A rural hospital, while generally homey and personal, cannot, because of the nature of the beast, give the level of care you will experience in Seattle, Bellingham or Anacortes. Pediatrics and obstetrics are highly specialized. In large hospitals, staff in these units are experts. Surgical nursing is a specialty, pre, peri and post-op. Having an outpatient colonoscopy? Your nurse will be an expert in administering conscious sedation. Will the surgeon bring his own nurse with her/him? Possibly. Possibly not. In any case, your pre-op and recovery will be done by hospital staff. Rural hospital nurses are Jacks-of-All-Trades; they have to be. Pediatrics is highly specialized, and a good peds nurse is a rare bird. I've never met a good ER nurse who liked doing OB, or vice versa, and, let's face it, it's the nurses who keep a hospital together 24/7.
Did I ask where the needed professional staff, nursing and otherwise, will come from? And once they get here, where they will find housing?
We do not need an acute care hospital in San Juan County. What we need are improved emergency facilities, at least on the most populated islands, perhaps with an outpatient and 24 hour holding area on San Juan. Perhaps a case can be made for staffing such a facility 24 hours a day were it combined with an outpatient department that could provide after-hours urgent care and take care of some problems that now require either home health nursing visits or hospitalization on the mainland, such as the administration of certain IV antibiotics.

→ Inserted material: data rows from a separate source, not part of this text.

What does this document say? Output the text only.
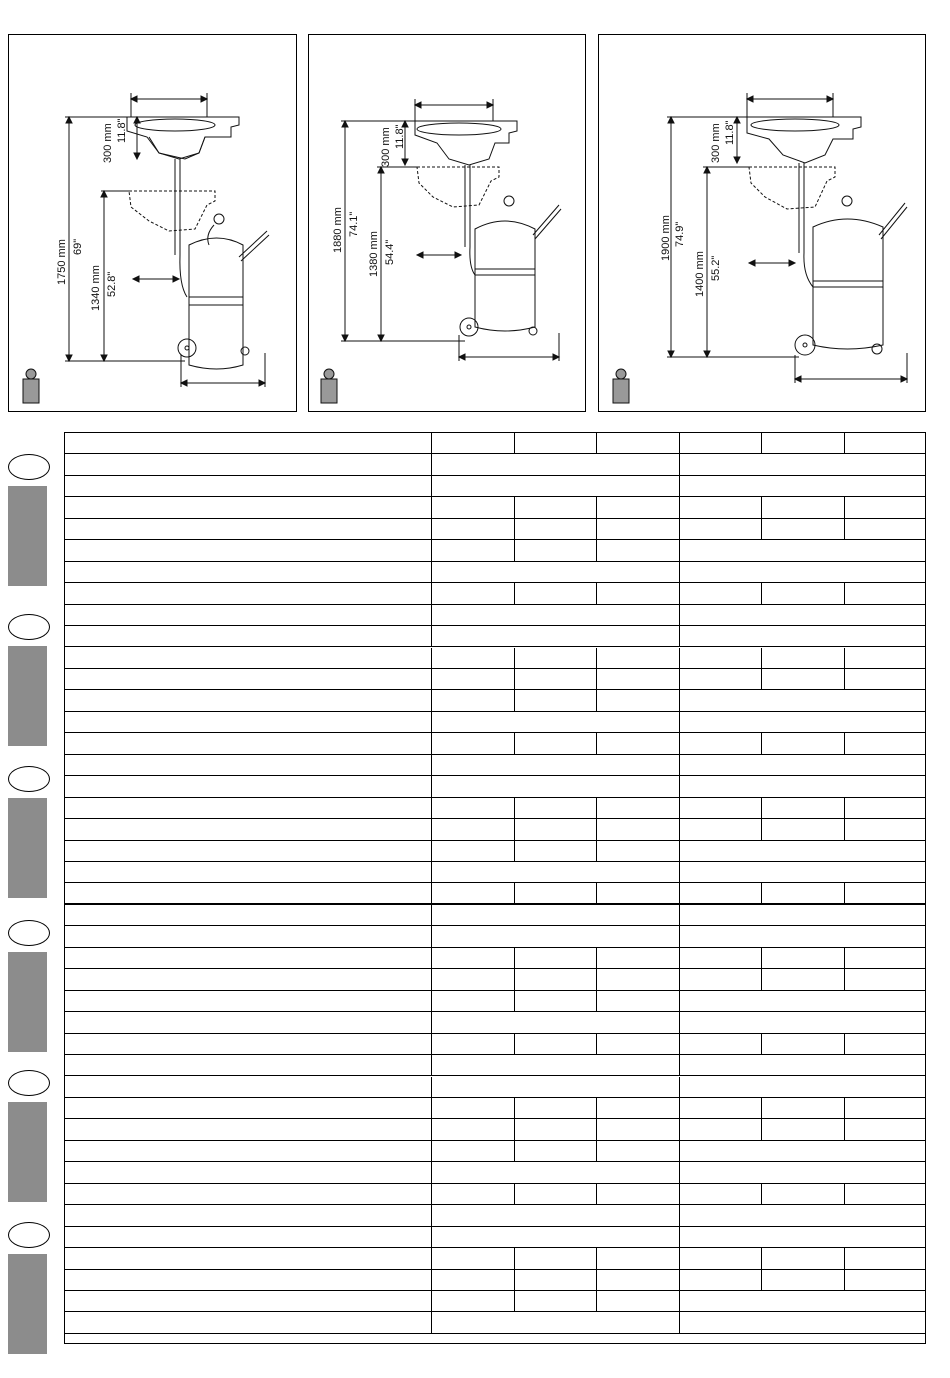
1750 mm 69"
300 mm 11.8"
1340 mm 52.8"
1880 mm 74.1"
300 mm 11.8"
1380 mm 54.4"	1900 mm 74.9"
300 mm 11.8"
1400 mm 55.2"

I will not leave you without a suggestion, Hospital Board. If you must do something to integrate health care on San Juan Island, purchase the Islands Convalescent Center and build a state-of-the-art ER, not in the Islands Medical Center, but adjacent to it and adjacent to the convalescent center. Nursing staff can slide back and forth between these areas. Maybe that sounds silly, but I have seen a combined rural ER and long term care unit work well. Continue to send all acute cases needing hospitalization off island. Yes, run a clinic, a long term care center and an Emergency Room. These may pay for themselves if you can figure the ins and outs of ER physician staffing. If not, at least the island physicians will have improved emergency rooms to work in. I'm guessing, and it's an educated guess, that whatever federal funding is available focuses on inpatient hospital admission and not on emergency care.
And sure, I'll be happy to serve on a committee. Unless the Hospital Board wants a YesMan who will blissfully sign off on Ms. Roeder's plans without giving a thought to what it really means to have a hospital on San Juan Island.